Higgins and team were looking for shrinkage in tumor volume as a result of atovaquone treatment. Eleven out of 15 atovaquone recipients showed a significant shrinkage in tumor volume and an average 55 percent reduction in tumor hypoxia, meaning more oxygen near the tumor. Upon gene profiling, they also observed downregulation in hypoxia-related genes in atovaquone recipients. This means that the tumor microenvironment would now be more yielding to chemotherapy and radiotherapy.

 

"I'm delighted that the results from the study are so positive so that we can take the next step towards repurposing a well-established drug as a new, effective anti-cancer treatment," said Higgins. It is the first time a mitochondrial inhibitor has been shown to reduce tumour hypoxia content in patients, with the potential therapeutic implications of this approach.

 

"This study is important to the field and leads to potential hypoxia-targeting strategies in cancer, as it is known that high hypoxic content in tumours is associated with poor prognosis and therapy resistance," said Isabel Monteiro dos Santos Pires, PhD, a cancer biologist from the University of Hull, U.K., who did not take part in Higgin's study.

 

"Another aspect of this study which is really exciting is the utilization of several hypoxia-content biomarkers, both through imaging using PET-CT and transcriptomic analysis of tumor samples for enrichment of hypoxic gene expression signatures," said Santos Pires.
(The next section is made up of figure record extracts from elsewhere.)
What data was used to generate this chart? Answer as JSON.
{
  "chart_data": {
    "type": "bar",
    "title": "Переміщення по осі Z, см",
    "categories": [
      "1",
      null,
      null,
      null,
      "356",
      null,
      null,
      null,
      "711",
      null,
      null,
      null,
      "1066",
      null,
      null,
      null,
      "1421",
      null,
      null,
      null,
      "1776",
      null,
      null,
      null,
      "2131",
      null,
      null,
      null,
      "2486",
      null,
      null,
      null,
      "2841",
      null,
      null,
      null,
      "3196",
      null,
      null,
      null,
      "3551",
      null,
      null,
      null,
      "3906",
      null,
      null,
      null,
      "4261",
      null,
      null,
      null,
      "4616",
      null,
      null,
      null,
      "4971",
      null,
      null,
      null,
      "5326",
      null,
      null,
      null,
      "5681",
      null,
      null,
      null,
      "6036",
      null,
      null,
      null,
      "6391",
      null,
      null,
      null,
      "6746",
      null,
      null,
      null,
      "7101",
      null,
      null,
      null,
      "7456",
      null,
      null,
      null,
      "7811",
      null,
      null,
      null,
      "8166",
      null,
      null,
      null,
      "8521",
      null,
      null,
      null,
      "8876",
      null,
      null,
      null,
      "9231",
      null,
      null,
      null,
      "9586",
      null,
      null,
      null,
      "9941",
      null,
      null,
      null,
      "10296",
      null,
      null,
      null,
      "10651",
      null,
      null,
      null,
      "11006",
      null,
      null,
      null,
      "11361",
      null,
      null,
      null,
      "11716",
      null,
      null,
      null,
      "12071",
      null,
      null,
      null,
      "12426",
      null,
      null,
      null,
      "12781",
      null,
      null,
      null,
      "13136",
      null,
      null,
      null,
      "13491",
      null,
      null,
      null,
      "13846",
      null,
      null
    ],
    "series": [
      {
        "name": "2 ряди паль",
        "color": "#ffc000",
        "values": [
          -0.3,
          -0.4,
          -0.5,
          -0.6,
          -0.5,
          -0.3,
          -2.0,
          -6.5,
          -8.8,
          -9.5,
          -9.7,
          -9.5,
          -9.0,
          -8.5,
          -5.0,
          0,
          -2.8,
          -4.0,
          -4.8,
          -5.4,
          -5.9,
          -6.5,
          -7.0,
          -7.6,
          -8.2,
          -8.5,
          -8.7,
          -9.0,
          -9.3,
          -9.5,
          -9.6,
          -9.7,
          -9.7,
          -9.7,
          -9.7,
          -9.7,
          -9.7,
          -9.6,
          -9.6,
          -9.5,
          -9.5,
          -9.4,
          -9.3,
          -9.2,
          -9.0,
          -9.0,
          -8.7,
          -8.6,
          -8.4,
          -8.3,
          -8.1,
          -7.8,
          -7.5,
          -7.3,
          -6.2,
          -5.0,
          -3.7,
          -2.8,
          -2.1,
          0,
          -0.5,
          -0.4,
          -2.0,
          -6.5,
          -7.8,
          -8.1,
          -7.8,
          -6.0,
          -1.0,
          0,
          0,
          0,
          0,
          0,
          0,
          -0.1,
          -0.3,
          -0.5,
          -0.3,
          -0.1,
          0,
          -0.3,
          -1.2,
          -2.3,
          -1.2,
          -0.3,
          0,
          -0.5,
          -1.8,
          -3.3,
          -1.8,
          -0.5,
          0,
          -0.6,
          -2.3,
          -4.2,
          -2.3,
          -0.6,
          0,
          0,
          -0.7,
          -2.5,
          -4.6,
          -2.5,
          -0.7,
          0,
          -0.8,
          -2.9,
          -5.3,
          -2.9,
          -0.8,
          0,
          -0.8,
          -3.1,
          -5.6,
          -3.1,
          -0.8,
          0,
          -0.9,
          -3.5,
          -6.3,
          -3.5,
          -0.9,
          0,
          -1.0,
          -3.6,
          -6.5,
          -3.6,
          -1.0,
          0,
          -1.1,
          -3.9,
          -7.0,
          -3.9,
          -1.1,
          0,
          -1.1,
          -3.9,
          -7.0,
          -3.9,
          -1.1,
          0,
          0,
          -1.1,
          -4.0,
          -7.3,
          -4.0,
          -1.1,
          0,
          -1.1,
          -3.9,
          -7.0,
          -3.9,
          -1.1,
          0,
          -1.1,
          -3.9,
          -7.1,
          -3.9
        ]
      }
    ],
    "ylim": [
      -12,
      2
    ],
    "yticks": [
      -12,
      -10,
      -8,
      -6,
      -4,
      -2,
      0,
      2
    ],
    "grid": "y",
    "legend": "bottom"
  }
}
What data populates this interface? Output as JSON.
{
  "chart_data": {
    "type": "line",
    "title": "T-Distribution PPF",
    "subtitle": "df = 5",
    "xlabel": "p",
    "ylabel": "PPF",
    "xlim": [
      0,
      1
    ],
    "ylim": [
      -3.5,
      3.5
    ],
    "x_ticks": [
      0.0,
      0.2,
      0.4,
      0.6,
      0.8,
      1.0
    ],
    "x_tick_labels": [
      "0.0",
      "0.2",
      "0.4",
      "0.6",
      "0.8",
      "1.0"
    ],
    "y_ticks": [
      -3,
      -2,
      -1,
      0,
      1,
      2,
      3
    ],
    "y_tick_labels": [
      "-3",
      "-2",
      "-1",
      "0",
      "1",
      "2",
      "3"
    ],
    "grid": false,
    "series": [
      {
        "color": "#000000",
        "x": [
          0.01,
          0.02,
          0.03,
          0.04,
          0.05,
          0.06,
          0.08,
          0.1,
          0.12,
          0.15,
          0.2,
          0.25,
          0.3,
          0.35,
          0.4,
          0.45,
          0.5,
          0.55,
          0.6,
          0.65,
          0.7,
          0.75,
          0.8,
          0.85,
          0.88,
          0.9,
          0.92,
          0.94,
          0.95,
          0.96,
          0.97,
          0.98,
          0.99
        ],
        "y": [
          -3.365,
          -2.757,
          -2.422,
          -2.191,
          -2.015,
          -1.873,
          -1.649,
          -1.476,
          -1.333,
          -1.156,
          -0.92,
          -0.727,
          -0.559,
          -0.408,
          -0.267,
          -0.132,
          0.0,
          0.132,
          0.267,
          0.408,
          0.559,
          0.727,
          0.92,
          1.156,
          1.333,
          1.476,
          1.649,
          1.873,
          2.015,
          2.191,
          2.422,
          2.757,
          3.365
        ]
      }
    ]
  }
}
Robust hypoxia biomarkers for clinical use are still an area of unmet need in the field, and the authors show that combining currently available biomarkers is a feasible strategy for a clinical setting, she added.

 

Higgins and team are now busy expanding this study into the larger ARCADIAN trial, in which they hope to demonstrate the safety of using atovaquone in combination with both chemotherapy and radiotherapy to assess whether combining this drug with such treatments improves survival of patients with lung cancer. Higgins hopes that the ARCADIAN trial will be finished within 18 months. Should the results be promising, then they would move on to an efficacy trial.

 

"[By then], we should have a pretty good idea whether it works and whether it should be being used in patients or not," concluded Higgins. "Within 5-6 years, I would hope we have a pretty good idea of how effective atovaquone is or isn't."

 

Vijay Shankar Balakrishnan is a contributing writer.